Some economists predict that a crash is coming in the next few months, would inverse ETF’s be a good thing to consider investing in?

I am a perma bear. I hope that counts for something. No. Do not invest in inverse ETFs. They are loosing games. Someone will call it right by pure chance, and it will get very rich off of inverse ETFs. Again, this will be pure luck, not skill. Don't think you can do better.

The issue with the big crash (and the conditions are SUPER ripe for one) is that it CANT be predicted, at least not with any accuracy. The market prices in EVERYTHING, even when it gets so stupid far ahead of itself as it has now. Prices are stupid high, and will come down, but you will still loose money on an inverse ETF, and the reason is you can't predict when they will drop. As long as there is no "trigger" it will limp along or keep going up. A crash doesn't happen because people get progressively more scared over time (which is what is happening right now). A crash happens when scared people are surprised. Take very careful note of that last word. People are scared, and shoot be because the market is in an incredibly precarious spot. It should fall. It needs to fall. It needs to correct with how stupid over valued it is, but everyone already knows that. ALL the bears already know how stupid everything is right now, and expect the crash at any instant, but it still can't happen until there is a surprise. Something has to happen that no one expected, and that something has to cause at least a brief, genuine hysteria in enough traders to cause a panic sell that dips far enough to freak the rest of the market out when they see their portfolio drop. So if the trigger MUST be a surprise, then it must also be unexpected and unpredictable. If it is unexpected and unpredictable, you yourself are not going to be able to predict it and make money.

The right thing to do is just hold a bit of capital back so you can over fund when it tanks.

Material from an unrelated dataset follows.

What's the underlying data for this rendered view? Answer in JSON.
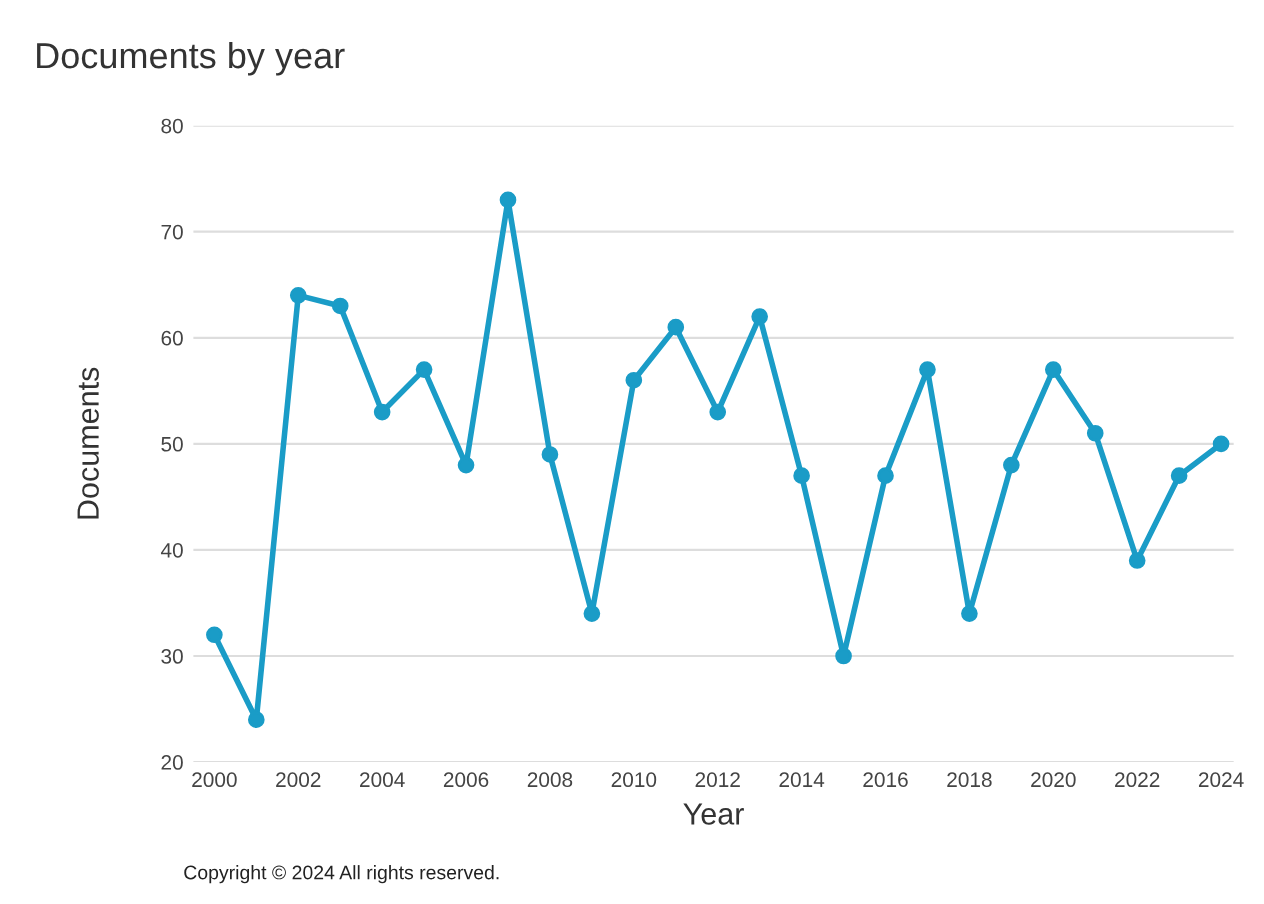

That doesn't mean buy the dip, it mean limit your risk on the downside for your positions, make sure you have something there when it tanks that you can leverage for larger positions after the fall. My solution to that is to only deploy 75% of my capital right now, but I'm also just selling premium on monthly options, so holding back a little capital isn't too terribly difficult. I don't have to close anythhing or move any big money. Rather, I just don't open a new position when a couple of my standing ones close/expire.